Muchas personas ya ni siquiera se molestan en hacer promesas de fidelidad;
simplemente viven juntos. Se desprecia a las mujeres que dan a
luz y se dedican a sus hijos o que siguen casadas con un solo hombre.
Y aun cuando su matrimonio es saludable, a menudo se ve a la mujer
como víctima de la opresión y se supone que necesita ser «rescatada»
del dominio de su esposo.
Tampoco se aprecia a los hijos como algo de valor. En el libro de
Génesis, Dios mandó: «Fructificad y multiplicaos.» Hoy evitamos la
«carga» de los hijos no deseados por medio del aborto legal. Los niños
son una molestia; cuesta demasiado traerlos al mundo, criarlos, y darles
una educación universitaria. Representan una carga económica para
nuestras vidas materialistas. Tampoco disponemos del tiempo necesario
para amarlos de verdad.
No nos debe sorprender, entonces, que tantas personas de nuestros
tiempos hayan perdido la esperanza. Que también hayan perdido la
ilusión de encontrar un amor perdurable. La vida ha perdido su valor;
se ha convertido en algo barato; las personas ya no la consideran como
un regalo de Dios. Sin embargo, la verdad es que, sin Dios, la vida es
como la muerte, y sólo quedan tinieblas y la herida profunda de vivir
separados de Él.
A pesar de los esfuerzos y dedicación de muchas personas, la iglesia
actual ha fracasado rotundamente en lo que se refiere a resolver este
problema. Por eso, con mayor razón cada uno de nosotros debe regresar
al principio y preguntarse de nuevo: «En primer lugar, ¿por qué creó
Dios al hombre y a la mujer?» Dios ha creado a todas las personas a su
imagen, y ha establecido una tarea específica para cada hombre, mujer
y niño en esta tierra, una tarea que Él espera que realicemos. Nadie
puede hacer caso omiso del propósito de Dios para su creación ni para
sí mismo sin sufrir un gran vacío interior (cf. Salmo 7.14- 16).

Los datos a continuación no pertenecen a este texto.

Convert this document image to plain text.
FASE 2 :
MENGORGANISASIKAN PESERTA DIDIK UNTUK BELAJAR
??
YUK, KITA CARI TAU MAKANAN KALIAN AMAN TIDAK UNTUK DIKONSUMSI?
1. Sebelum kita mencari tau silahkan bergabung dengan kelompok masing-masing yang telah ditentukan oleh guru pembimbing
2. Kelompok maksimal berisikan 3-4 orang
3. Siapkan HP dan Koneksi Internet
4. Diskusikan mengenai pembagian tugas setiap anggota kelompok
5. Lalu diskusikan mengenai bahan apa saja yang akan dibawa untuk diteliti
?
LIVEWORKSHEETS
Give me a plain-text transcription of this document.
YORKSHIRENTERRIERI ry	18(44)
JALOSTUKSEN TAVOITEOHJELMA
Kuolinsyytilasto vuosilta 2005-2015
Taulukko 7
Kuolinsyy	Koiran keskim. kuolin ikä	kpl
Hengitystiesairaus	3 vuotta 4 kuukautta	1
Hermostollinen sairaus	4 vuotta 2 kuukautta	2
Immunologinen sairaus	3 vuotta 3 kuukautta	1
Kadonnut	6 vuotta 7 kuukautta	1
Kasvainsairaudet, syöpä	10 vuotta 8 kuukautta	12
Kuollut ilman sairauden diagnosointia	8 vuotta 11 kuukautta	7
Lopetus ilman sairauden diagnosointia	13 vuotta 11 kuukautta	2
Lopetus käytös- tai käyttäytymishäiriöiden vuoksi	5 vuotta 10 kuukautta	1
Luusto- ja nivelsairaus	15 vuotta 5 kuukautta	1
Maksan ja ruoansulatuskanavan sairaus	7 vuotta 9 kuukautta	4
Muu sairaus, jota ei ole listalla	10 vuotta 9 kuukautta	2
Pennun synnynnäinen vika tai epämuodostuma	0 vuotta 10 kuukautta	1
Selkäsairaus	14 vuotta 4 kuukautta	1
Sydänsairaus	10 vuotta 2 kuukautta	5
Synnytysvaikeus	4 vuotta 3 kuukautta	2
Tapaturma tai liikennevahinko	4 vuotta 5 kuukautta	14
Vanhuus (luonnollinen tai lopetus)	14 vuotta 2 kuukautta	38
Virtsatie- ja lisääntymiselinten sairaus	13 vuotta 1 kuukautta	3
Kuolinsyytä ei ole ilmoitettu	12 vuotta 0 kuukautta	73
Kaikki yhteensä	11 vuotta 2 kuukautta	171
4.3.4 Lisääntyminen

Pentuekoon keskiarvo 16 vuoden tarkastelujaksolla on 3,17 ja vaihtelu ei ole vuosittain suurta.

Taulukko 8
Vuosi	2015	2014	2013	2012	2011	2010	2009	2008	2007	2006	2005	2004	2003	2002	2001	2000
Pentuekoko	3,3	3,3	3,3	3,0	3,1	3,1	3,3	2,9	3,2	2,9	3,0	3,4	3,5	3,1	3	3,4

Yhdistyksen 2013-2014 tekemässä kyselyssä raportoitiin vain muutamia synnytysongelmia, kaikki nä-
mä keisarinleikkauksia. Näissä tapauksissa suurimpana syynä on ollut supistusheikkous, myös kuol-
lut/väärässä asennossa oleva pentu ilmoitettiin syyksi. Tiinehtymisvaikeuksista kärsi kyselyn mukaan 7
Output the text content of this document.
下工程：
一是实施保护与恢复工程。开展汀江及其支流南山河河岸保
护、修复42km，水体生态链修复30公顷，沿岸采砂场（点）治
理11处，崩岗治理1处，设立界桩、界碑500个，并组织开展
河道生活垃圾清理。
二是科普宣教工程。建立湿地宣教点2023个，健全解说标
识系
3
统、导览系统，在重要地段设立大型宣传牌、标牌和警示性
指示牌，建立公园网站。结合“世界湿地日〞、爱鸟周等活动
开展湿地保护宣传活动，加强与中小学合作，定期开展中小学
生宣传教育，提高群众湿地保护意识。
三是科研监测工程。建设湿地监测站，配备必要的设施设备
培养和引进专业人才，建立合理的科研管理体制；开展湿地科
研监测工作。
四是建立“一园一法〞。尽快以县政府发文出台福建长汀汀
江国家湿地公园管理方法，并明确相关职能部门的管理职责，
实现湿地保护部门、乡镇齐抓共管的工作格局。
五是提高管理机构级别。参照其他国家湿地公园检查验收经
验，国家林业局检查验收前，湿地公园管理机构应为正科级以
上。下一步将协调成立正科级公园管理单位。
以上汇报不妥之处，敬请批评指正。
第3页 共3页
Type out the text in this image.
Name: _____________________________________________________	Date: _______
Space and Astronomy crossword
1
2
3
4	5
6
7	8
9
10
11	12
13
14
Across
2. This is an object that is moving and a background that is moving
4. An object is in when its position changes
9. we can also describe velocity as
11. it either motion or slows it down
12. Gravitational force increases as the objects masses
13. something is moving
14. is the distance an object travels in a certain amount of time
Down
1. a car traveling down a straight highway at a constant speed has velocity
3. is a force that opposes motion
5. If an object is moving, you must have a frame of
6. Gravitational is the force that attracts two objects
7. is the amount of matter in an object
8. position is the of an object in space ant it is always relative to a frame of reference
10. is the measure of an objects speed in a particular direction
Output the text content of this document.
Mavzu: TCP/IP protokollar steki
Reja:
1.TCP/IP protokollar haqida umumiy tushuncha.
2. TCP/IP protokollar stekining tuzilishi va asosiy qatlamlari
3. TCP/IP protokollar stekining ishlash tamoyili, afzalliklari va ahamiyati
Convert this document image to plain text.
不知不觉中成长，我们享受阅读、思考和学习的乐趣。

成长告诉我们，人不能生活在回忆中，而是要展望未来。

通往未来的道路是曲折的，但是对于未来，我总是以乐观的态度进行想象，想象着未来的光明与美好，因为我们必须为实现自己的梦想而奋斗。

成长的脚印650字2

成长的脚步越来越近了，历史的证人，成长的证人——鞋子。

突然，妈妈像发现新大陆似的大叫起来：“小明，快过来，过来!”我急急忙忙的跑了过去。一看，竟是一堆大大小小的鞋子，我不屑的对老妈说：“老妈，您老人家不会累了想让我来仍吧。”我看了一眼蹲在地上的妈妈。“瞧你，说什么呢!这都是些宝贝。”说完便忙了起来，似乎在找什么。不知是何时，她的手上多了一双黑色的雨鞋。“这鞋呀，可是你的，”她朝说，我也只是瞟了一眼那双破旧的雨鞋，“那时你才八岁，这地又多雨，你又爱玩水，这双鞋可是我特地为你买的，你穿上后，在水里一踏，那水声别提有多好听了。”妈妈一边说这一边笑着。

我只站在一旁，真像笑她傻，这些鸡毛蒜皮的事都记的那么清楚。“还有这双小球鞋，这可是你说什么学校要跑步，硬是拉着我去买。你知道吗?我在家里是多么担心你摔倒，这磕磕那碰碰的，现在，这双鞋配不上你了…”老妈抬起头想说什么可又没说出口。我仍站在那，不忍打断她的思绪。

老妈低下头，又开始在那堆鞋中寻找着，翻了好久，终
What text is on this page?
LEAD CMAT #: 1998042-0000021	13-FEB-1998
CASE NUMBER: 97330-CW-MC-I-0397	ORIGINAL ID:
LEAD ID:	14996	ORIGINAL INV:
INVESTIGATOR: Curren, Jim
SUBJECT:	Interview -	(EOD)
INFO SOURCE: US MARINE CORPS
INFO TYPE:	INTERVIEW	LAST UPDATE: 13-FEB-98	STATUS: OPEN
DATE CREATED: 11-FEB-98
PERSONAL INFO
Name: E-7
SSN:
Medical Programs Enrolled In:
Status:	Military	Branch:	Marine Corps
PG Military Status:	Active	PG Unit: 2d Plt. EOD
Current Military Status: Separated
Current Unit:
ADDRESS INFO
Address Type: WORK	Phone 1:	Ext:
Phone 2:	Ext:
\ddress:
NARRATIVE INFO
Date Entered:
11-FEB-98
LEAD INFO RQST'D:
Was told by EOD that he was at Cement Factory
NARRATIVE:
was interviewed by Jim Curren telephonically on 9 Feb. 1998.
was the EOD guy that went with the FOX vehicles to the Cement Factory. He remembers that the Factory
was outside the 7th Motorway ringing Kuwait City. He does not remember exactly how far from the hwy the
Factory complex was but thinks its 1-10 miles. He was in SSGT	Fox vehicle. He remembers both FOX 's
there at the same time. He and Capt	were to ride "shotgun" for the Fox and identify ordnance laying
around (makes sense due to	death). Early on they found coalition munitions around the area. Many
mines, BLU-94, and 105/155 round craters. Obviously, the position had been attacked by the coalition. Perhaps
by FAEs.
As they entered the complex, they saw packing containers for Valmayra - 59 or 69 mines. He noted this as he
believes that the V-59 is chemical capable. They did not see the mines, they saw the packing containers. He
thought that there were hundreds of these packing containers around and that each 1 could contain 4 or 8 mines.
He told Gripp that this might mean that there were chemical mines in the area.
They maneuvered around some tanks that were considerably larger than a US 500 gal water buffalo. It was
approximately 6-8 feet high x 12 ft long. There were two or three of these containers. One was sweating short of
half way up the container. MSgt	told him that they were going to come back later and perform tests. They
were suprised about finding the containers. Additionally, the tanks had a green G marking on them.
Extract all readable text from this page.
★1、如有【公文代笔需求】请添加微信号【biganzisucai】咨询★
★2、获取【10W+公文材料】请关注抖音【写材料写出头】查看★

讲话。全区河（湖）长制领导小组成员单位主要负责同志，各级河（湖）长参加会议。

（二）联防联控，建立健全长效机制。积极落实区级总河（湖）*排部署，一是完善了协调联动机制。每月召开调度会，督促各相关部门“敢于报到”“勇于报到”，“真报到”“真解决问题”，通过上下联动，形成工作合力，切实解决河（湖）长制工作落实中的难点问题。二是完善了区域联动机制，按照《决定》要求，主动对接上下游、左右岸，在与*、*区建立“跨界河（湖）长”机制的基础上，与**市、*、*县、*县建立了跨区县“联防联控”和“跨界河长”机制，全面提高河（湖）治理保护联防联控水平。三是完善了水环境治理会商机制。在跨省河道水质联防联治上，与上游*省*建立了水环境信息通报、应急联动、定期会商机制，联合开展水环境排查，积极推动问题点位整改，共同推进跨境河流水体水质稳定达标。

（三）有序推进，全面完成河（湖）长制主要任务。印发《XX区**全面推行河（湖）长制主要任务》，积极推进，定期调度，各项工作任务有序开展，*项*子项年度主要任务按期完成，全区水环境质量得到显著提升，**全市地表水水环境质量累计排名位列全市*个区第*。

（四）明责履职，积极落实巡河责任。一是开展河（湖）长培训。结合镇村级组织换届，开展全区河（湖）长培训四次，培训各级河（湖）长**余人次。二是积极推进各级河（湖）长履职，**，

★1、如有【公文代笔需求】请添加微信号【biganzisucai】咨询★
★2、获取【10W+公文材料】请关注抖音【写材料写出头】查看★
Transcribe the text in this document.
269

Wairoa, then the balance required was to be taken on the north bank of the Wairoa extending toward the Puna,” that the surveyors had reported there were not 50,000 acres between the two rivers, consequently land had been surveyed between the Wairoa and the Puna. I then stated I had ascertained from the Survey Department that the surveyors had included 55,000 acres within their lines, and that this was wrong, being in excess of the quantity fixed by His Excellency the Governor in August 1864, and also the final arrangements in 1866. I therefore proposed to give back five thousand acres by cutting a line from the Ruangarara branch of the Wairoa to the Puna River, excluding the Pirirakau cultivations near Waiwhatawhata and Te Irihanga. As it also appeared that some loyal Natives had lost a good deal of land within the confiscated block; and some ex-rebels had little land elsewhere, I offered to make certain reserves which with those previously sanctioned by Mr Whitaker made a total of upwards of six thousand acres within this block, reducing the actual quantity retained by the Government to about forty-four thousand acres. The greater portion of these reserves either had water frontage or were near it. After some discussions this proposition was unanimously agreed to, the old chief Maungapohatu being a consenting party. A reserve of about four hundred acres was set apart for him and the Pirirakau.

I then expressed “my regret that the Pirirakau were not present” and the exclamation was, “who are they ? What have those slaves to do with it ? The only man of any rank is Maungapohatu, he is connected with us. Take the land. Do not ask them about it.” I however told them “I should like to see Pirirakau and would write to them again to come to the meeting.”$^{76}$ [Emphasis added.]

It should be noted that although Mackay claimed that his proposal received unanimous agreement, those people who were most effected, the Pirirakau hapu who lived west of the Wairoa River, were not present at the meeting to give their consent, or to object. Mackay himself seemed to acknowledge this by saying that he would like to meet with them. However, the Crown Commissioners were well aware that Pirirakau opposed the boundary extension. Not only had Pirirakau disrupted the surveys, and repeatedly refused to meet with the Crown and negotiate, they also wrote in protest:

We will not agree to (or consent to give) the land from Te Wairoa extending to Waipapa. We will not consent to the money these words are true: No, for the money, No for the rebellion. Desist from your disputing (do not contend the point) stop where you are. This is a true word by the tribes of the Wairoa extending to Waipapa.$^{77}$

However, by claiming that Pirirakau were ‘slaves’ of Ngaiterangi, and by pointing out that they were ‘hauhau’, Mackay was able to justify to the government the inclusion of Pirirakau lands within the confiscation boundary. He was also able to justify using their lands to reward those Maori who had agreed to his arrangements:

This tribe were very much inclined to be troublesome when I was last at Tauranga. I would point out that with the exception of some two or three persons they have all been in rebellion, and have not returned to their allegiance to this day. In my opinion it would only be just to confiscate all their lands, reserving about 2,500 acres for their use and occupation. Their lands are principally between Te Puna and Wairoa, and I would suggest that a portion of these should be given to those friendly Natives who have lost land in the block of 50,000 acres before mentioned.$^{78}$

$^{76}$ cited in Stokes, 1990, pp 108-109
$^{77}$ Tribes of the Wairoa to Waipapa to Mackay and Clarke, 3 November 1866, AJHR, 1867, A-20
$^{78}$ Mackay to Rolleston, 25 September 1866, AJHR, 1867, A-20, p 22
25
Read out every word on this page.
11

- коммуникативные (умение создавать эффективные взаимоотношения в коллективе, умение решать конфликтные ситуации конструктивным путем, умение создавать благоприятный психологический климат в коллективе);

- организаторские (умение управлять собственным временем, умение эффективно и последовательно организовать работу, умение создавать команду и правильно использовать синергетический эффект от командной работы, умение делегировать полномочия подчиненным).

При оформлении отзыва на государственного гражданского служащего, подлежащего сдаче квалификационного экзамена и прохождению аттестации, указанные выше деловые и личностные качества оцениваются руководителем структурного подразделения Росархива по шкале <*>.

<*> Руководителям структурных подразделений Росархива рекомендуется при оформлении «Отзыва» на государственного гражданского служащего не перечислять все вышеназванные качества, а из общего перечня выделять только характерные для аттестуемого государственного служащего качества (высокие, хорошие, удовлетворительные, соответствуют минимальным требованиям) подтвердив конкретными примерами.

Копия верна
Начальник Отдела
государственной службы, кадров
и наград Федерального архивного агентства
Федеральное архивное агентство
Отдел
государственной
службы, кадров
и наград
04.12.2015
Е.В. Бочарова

El materialismo de nuestros tiempos le ha restado a la vida su propósito
moral y espiritual. Impide que veamos el mundo con admiración
y con una sensación de maravilla; impide también que veamos nuestra
verdadera tarea. La enfermedad de espíritu y alma que ha surgido como
resultado de convertirnos en consumidores obsesionados, ha corroído
nuestra conciencia de tal manera que ya no es posible reflejar claramente
el bien y el mal. Sin embargo, todavía existe una necesidad muy
profunda en cada uno de nosotros que nos hace anhelar lo bueno.
Encontraremos la sanación sólo si creemos firmemente que Dios nos
creó y que Él es el dador de la vida, el amor, y la misericordia. Según
leemos en el tercer capítulo del Evangelio de San Juan; «Porque de tal
manera amó Dios al mundo, que ha dado a su Hijo unigénito, para que
todo aquel que en Él cree, no se pierda, mas tenga vida eterna. Porque
no envió Dios a su Hijo al mundo para condenar al mundo, sino para
que el mundo sea salvo por Él».
En el hijo de Dios, en Jesús, aparece la imagen de Dios con la mayor
claridad y acabamiento (cf. Colosenses 1.15). Como la imagen perfecta
de Dios, y como el único camino al Padre, Él nos trae vida y unidad,
felicidad y realización. Sólo podemos experimentar su amor y bondad
cuando vivimos nuestra vida en Él, y sólo en Él podemos encontrar nuestro verdadero destino. Este destino es ser la imagen de Dios; es tener dominio sobre la tierra en su espíritu, que es el espíritu creativo del amor que nos imparte la vida.